P. José Anido Rodríguez, O. de M.
Foto: Alfonso Barco |
Recuerdo con cariño mis años en el colegio mayor, cuando estudiaba la carrera de Historia en Santiago de Compostela. En aquella benemérita institución, los veteranos instruían a los nuevos en las tradiciones recibidas de sus mayores. ¿Qué tradiciones? Aquellas que ellos mismos habían aprendido siendo unos recién llegado. Mediante este peculiar método, las innovaciones se transformaban en un par de años en venerandas costumbres en las que se encarnaba el elusivo pero siempre presente espíritu colegial. Como es natural, la conversación entre dos excolegiales de generaciones separadas por cuatro o cinco años acababa derivando en una animada discusión acerca de la belleza de tradiciones inmemoriales desconocidas para el otro interlocutor.
Nuestras cofradías y hermandades son iguales. Con un agravante, lejos de la ligereza con la que jóvenes de veinte años pueden conversar acerca de su colegio mayor, en nuestras corporaciones la defensa de una supuesta tradición se iguala a la defensa de la esencia misma de la institución, y es entonces cuando surgen los problemas.

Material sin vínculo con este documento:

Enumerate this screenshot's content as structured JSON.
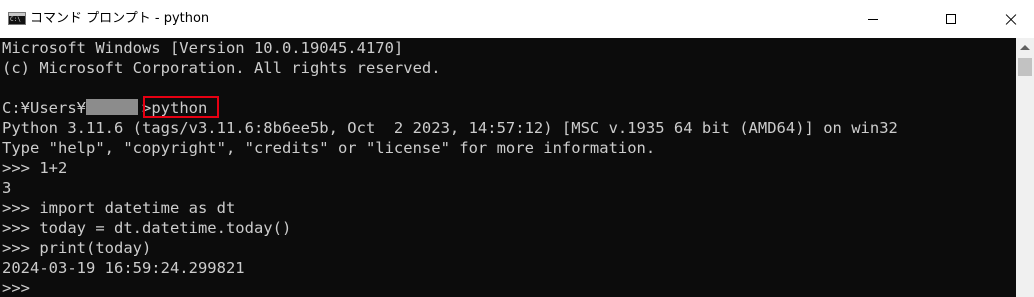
{
  "window": {
    "title": "コマンド プロンプト - python",
    "icon": "cmd-icon",
    "controls": [
      "minimize-icon",
      "maximize-icon",
      "close-icon"
    ]
  },
  "console": {
    "lines": [
      "Microsoft Windows [Version 10.0.19045.4170]",
      "(c) Microsoft Corporation. All rights reserved.",
      "",
      "C:¥Users¥",
      "Python 3.11.6 (tags/v3.11.6:8b6ee5b, Oct  2 2023, 14:57:12) [MSC v.1935 64 bit (AMD64)] on win32",
      "Type \"help\", \"copyright\", \"credits\" or \"license\" for more information.",
      ">>> 1+2",
      "3",
      ">>> import datetime as dt",
      ">>> today = dt.datetime.today()",
      ">>> print(today)",
      "2024-03-19 16:59:24.299821",
      ">>>"
    ],
    "prompt_suffix": ">",
    "command": "python",
    "highlight_color": "#e60012"
  },
  "colors": {
    "console_bg": "#0c0c0c",
    "console_text": "#cccccc",
    "titlebar_bg": "#ffffff"
  }
}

Porque... ¿de qué tradición estamos hablando? ¿De una que se remonta a la fundación de la hermandad cuando los hermanos y el patrimonio eran escasos? ¿De una innovación de los tiempos del abuelo del actual hermano mayor? ¿De un cambio asumido por imperativo legal siguiendo las instrucciones de Palacio? ¿En qué momento comienza la tradición? Hay una respuesta muy fácil, similar a la que podría haber dicho un veterano de mi alma mater: tradición es lo que yo conozco y lo que a mí conviene. Esta es la triste realidad.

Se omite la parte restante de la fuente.